# Optimization over a Convex Set

We consider the constrained optimiztion problem 
$$\min_{\mathbf{x}}f(\mathbf{x})\quad\mbox{ s.t. } \mathbf{x}\in C,$$
where $C\in\mathbb{R}^n$ is a closed convex set and $f:C\rightarrow R$ is continuously differentiable. 



In [1]:
%matplotlib inline
import matplotlib.pylab as plt
import numpy as np

### Intuitive Example

$$\min_x~(x-1)^2\quad\mbox{ s.t. } x\in [2,3]$$

Its optimal solution is $x^*=2$. However, if we just apply gradient descent to the objective function, it is very difficulty to get exact $2$. In fact, gradient descent will end up $x=1$, which is not feasible (because $x\notin [2,3]$). One way to solve this problem can be projected gradient descent. After each gradient descent step, we project to the feasible set. For this problem, whenever we get a point smaller than 2, we can project it to 2. Then we start at 2 and we will not leave 2.

## Stationarity

**Recall.** When $C=\mathbb{R}^n$, the point $\mathbf{x}^*$ is a stationary point if $\nabla f(\mathbf{x}^*)=\mathbf{0}$.

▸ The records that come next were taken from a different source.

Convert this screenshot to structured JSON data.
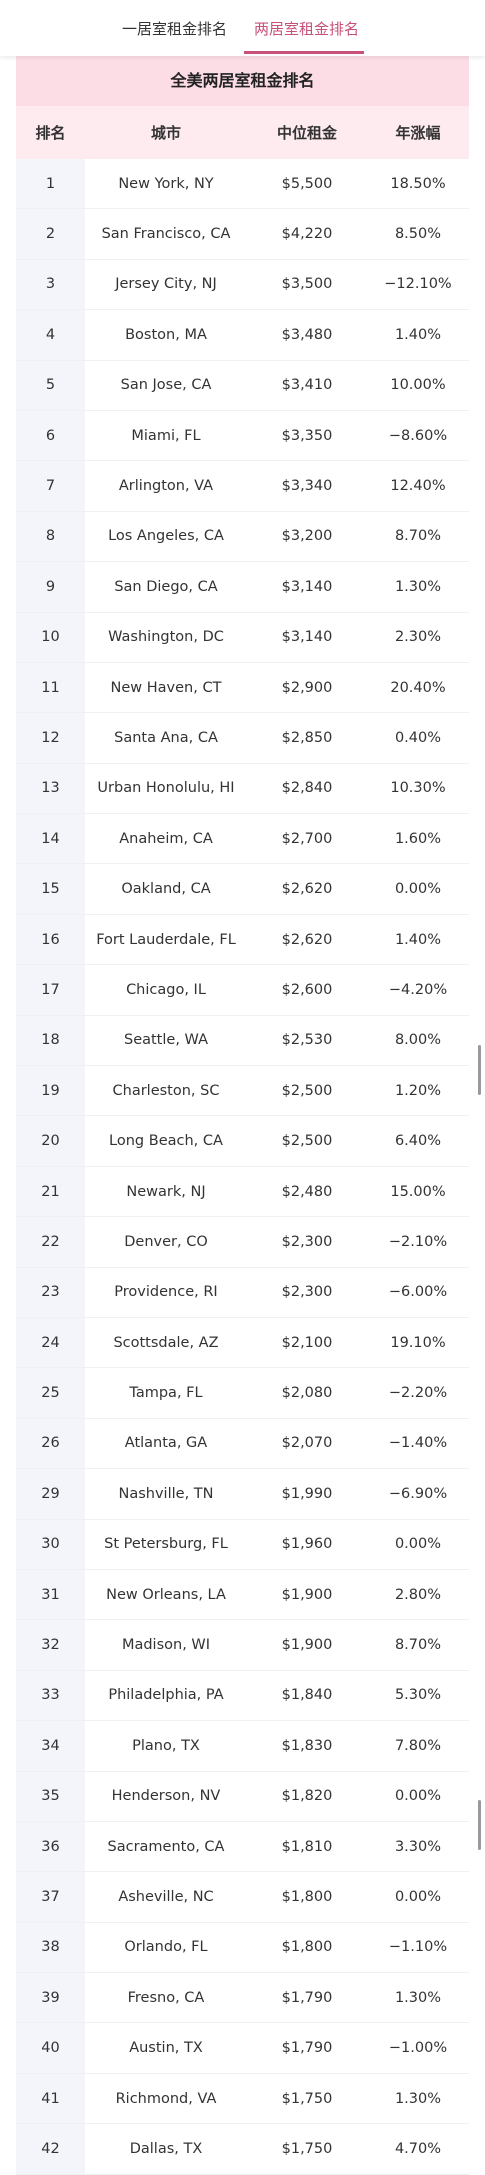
{
  "tabs": [
    "一居室租金排名",
    "两居室租金排名"
  ],
  "table": {
    "title": "全美两居室租金排名",
    "headers": [
      "排名",
      "城市",
      "中位租金",
      "年涨幅"
    ],
    "rows": [
      [
        "1",
        "New York, NY",
        "$5,500",
        "18.50%"
      ],
      [
        "2",
        "San Francisco, CA",
        "$4,220",
        "8.50%"
      ],
      [
        "3",
        "Jersey City, NJ",
        "$3,500",
        "−12.10%"
      ],
      [
        "4",
        "Boston, MA",
        "$3,480",
        "1.40%"
      ],
      [
        "5",
        "San Jose, CA",
        "$3,410",
        "10.00%"
      ],
      [
        "6",
        "Miami, FL",
        "$3,350",
        "−8.60%"
      ],
      [
        "7",
        "Arlington, VA",
        "$3,340",
        "12.40%"
      ],
      [
        "8",
        "Los Angeles, CA",
        "$3,200",
        "8.70%"
      ],
      [
        "9",
        "San Diego, CA",
        "$3,140",
        "1.30%"
      ],
      [
        "10",
        "Washington, DC",
        "$3,140",
        "2.30%"
      ],
      [
        "11",
        "New Haven, CT",
        "$2,900",
        "20.40%"
      ],
      [
        "12",
        "Santa Ana, CA",
        "$2,850",
        "0.40%"
      ],
      [
        "13",
        "Urban Honolulu, HI",
        "$2,840",
        "10.30%"
      ],
      [
        "14",
        "Anaheim, CA",
        "$2,700",
        "1.60%"
      ],
      [
        "15",
        "Oakland, CA",
        "$2,620",
        "0.00%"
      ],
      [
        "16",
        "Fort Lauderdale, FL",
        "$2,620",
        "1.40%"
      ],
      [
        "17",
        "Chicago, IL",
        "$2,600",
        "−4.20%"
      ],
      [
        "18",
        "Seattle, WA",
        "$2,530",
        "8.00%"
      ],
      [
        "19",
        "Charleston, SC",
        "$2,500",
        "1.20%"
      ],
      [
        "20",
        "Long Beach, CA",
        "$2,500",
        "6.40%"
      ],
      [
        "21",
        "Newark, NJ",
        "$2,480",
        "15.00%"
      ],
      [
        "22",
        "Denver, CO",
        "$2,300",
        "−2.10%"
      ],
      [
        "23",
        "Providence, RI",
        "$2,300",
        "−6.00%"
      ],
      [
        "24",
        "Scottsdale, AZ",
        "$2,100",
        "19.10%"
      ],
      [
        "25",
        "Tampa, FL",
        "$2,080",
        "−2.20%"
      ],
      [
        "26",
        "Atlanta, GA",
        "$2,070",
        "−1.40%"
      ],
      [
        "29",
        "Nashville, TN",
        "$1,990",
        "−6.90%"
      ],
      [
        "30",
        "St Petersburg, FL",
        "$1,960",
        "0.00%"
      ],
      [
        "31",
        "New Orleans, LA",
        "$1,900",
        "2.80%"
      ],
      [
        "32",
        "Madison, WI",
        "$1,900",
        "8.70%"
      ],
      [
        "33",
        "Philadelphia, PA",
        "$1,840",
        "5.30%"
      ],
      [
        "34",
        "Plano, TX",
        "$1,830",
        "7.80%"
      ],
      [
        "35",
        "Henderson, NV",
        "$1,820",
        "0.00%"
      ],
      [
        "36",
        "Sacramento, CA",
        "$1,810",
        "3.30%"
      ],
      [
        "37",
        "Asheville, NC",
        "$1,800",
        "0.00%"
      ],
      [
        "38",
        "Orlando, FL",
        "$1,800",
        "−1.10%"
      ],
      [
        "39",
        "Fresno, CA",
        "$1,790",
        "1.30%"
      ],
      [
        "40",
        "Austin, TX",
        "$1,790",
        "−1.00%"
      ],
      [
        "41",
        "Richmond, VA",
        "$1,750",
        "1.30%"
      ],
      [
        "42",
        "Dallas, TX",
        "$1,750",
        "4.70%"
      ]
    ]
  }
}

**Definition.** A point $\mathbf{x}^*\in C$ is a **stationary point** if $\nabla f(\mathbf{x}^*)^\top(\mathbf{x}-\mathbf{x}^*)\geq 0$ for all $\mathbf{x}\in C$. 

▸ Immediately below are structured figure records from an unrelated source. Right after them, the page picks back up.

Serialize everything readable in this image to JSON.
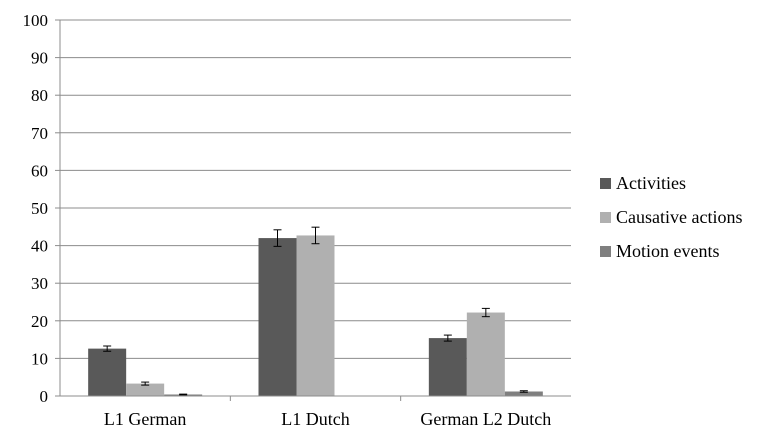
{
  "chart_data": {
    "type": "bar",
    "categories": [
      "L1 German",
      "L1 Dutch",
      "German L2 Dutch"
    ],
    "series": [
      {
        "name": "Activities",
        "color": "#595959",
        "values": [
          12.6,
          42.0,
          15.4
        ],
        "errors": [
          0.7,
          2.2,
          0.8
        ]
      },
      {
        "name": "Causative actions",
        "color": "#b0b0b0",
        "values": [
          3.3,
          42.7,
          22.2
        ],
        "errors": [
          0.4,
          2.2,
          1.1
        ]
      },
      {
        "name": "Motion events",
        "color": "#7f7f7f",
        "values": [
          0.4,
          0,
          1.2
        ],
        "errors": [
          0.1,
          0,
          0.2
        ]
      }
    ],
    "ylim": [
      0,
      100
    ],
    "yticks": [
      "0",
      "10",
      "20",
      "30",
      "40",
      "50",
      "60",
      "70",
      "80",
      "90",
      "100"
    ],
    "grid": true,
    "legend_position": "right",
    "title": "",
    "xlabel": "",
    "ylabel": ""
  }
}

This definition is also true when $C=\mathbb{R}^n$, in which case, $\nabla f(\mathbf{x}^*)=\mathbf{0}$.

It means that $\mathbf{x}^*$ is a stationary point if and only if there is no feasible descent direction of $f$ at $\mathbf{x}^*$.

**Theorem.** If $\mathbf{x}^*$ is a local minimizer, then $\mathbf{x}^*$ is a stationary point.

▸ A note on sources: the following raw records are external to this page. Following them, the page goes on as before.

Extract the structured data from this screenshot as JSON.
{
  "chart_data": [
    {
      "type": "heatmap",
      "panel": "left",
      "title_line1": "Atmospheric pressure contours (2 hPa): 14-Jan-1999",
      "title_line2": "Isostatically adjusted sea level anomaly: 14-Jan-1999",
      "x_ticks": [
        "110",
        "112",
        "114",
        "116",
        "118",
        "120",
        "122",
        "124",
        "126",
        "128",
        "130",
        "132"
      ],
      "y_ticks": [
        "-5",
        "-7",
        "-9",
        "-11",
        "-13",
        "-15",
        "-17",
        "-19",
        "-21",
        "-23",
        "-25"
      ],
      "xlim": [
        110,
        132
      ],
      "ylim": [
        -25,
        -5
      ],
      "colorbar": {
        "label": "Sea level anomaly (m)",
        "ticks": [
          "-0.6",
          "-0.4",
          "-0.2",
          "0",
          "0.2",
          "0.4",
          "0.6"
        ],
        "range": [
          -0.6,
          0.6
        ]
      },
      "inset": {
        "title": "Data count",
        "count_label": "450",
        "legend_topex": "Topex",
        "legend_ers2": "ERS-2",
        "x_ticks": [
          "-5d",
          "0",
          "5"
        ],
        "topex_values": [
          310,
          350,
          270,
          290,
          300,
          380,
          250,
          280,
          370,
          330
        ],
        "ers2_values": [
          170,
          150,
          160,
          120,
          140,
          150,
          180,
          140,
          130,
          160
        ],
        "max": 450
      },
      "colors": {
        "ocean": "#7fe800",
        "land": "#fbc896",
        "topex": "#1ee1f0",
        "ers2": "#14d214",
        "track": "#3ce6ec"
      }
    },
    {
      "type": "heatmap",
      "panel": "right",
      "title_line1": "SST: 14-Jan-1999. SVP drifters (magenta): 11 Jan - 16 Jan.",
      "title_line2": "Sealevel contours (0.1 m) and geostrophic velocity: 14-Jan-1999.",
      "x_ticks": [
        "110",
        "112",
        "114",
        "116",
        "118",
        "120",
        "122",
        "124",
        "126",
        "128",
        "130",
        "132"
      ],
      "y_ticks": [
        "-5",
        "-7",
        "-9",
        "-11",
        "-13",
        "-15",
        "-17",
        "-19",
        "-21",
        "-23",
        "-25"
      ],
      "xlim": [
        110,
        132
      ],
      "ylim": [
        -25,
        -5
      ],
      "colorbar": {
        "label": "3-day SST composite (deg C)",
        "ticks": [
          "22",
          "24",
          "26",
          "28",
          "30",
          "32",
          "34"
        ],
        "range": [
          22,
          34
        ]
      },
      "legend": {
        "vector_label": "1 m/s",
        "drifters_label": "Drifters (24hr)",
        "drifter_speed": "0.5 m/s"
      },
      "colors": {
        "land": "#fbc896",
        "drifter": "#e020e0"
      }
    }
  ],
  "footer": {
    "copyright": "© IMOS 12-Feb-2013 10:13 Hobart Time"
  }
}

**Example ($C=\mathbf{R}_+^n$).** 
$${\partial\over\partial x_i}f(\mathbf{x}^*)\left\{\begin{matrix}=0, & x_i^*>0,\\\geq 0, & x_i^*=0.\end{matrix}\right.$$

**Example ($C=\{\mathbf{x}:\mathbf{e}^\top\mathbf{x}=1\}$).** 
$${\partial\over\partial x_1}f(\mathbf{x}^*)={\partial\over\partial x_2}f(\mathbf{x}^*)=\cdots={\partial\over\partial x_n}f(\mathbf{x}^*).$$

**Example ($C=\{\mathbf{x}:\|\mathbf{x}\|\leq1\}$).** 

If $\nabla f(\mathbf{x}^*)^\top(\mathbf{x}-\mathbf{x}^*)\geq 0$ for all $\mathbf{x}\in C$. We have 
$$\min_{\|\mathbf{x}\|\leq1} \nabla f(\mathbf{x}^*)^\top(\mathbf{x}-\mathbf{x}^*)\geq 0$$
So we have 
\begin{align*}
0\leq \min_{\|\mathbf{x}\|\leq1} \nabla f(\mathbf{x}^*)^\top(\mathbf{x}-\mathbf{x}^*)=\min_{\|\mathbf{x}\|\leq1} \nabla f(\mathbf{x}^*)^\top\mathbf{x}-\nabla f(\mathbf{x}^*)^\top\mathbf{x}^* = -\|\nabla f(\mathbf{x}^*)\|-\nabla f(\mathbf{x}^*)^\top\mathbf{x}^* 
\end{align*}
Therefore, we need 
\begin{align*}
-\|\nabla f(\mathbf{x}^*)\|\geq \nabla f(\mathbf{x}^*)^\top\mathbf{x}^*\geq -\|\nabla f(\mathbf{x}^*)\|
\end{align*}
and 
$\nabla f(\mathbf{x}^*)=-\lambda\mathbf{x}^*$ with $\lambda\leq 0$.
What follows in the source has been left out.